The idea of a New Zealand Tomb of the Unknown Warrior was first raised by the then New Zealand Prime Minister, William Massey, following the interment of the British Unknown Warrior at Westminster Abbey on 11 November 1920.

In 2002 the Ministry for Culture and Heritage was given the task to establish a Tomb of the Unknown Warrior at the National War Memorial in Wellington and arrangements were made to repatriate the remains of a New Zealand soldier from a World War One cemetery in France. The soldier's name, rank, regiment, race, religion and all other details are unknown. He represents and honours all New Zealanders who died during war service.

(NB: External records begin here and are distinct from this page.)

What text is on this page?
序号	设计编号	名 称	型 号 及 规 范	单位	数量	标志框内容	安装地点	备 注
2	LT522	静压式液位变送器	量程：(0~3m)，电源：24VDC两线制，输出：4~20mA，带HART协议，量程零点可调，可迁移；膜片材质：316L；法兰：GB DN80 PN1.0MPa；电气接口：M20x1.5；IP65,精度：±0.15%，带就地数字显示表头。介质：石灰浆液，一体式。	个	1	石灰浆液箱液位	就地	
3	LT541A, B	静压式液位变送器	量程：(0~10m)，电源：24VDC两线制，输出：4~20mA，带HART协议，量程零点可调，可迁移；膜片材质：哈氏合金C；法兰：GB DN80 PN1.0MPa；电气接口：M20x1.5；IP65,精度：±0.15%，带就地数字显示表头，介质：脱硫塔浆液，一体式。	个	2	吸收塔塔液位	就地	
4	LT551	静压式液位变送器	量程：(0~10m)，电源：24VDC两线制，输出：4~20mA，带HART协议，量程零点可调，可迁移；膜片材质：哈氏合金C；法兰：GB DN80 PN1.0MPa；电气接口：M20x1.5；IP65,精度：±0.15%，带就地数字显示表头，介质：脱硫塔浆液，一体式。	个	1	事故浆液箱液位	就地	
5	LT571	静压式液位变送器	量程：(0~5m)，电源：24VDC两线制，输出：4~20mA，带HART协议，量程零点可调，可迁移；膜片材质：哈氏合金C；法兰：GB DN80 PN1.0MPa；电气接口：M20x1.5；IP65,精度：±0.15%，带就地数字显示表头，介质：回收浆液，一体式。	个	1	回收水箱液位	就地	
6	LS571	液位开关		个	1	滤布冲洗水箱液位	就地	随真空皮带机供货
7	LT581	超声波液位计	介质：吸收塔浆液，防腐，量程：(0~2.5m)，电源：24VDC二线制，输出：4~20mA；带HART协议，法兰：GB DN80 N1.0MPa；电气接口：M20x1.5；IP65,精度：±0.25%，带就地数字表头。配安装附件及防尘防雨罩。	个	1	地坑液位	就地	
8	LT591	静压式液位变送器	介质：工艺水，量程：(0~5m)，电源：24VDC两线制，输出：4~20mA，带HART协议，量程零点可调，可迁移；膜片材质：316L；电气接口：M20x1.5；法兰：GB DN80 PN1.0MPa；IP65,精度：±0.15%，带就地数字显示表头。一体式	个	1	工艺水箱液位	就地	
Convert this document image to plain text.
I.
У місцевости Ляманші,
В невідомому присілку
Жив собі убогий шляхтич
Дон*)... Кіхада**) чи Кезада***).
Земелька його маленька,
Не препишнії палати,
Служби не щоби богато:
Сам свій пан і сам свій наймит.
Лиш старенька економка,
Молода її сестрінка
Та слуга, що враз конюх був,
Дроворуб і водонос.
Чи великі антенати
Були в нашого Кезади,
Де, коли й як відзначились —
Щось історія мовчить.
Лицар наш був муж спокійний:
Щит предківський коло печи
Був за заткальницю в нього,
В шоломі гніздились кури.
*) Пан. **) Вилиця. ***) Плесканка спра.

The casket containing the remains of the Unknown Warrior was flown by a New Zealand Defence Force aircraft to Wellington. After a military welcome at the airport on Wednesday 10 November, the casket was transported under escort to Parliament Buildings where the Unknown Warrior lay-in-state overnight to enable the New Zealand public to pay their respects.

TVNZ broadcast the ceremony live in what was one of the biggest outside broadcasts undertaken. Thirty cameras and over 100 crew assembled in Wellington to cover the procession from Parliament to the Wellington Cathedral of St Paul, the full State Memorial Service, the procession right through central Wellington during the lunch hour and the Entombment Ceremony at the National War Memorial in Buckle St.

Ian Johnstone and Alison Parr present the full story of the Unknown Warrior in this extended four hour special. From the blessing of the site, the handover ceremony in France of the remains of a First World War Soldier, through the arrival and full activities in Wellington on 10 and 11 November 2004, Armistice Day.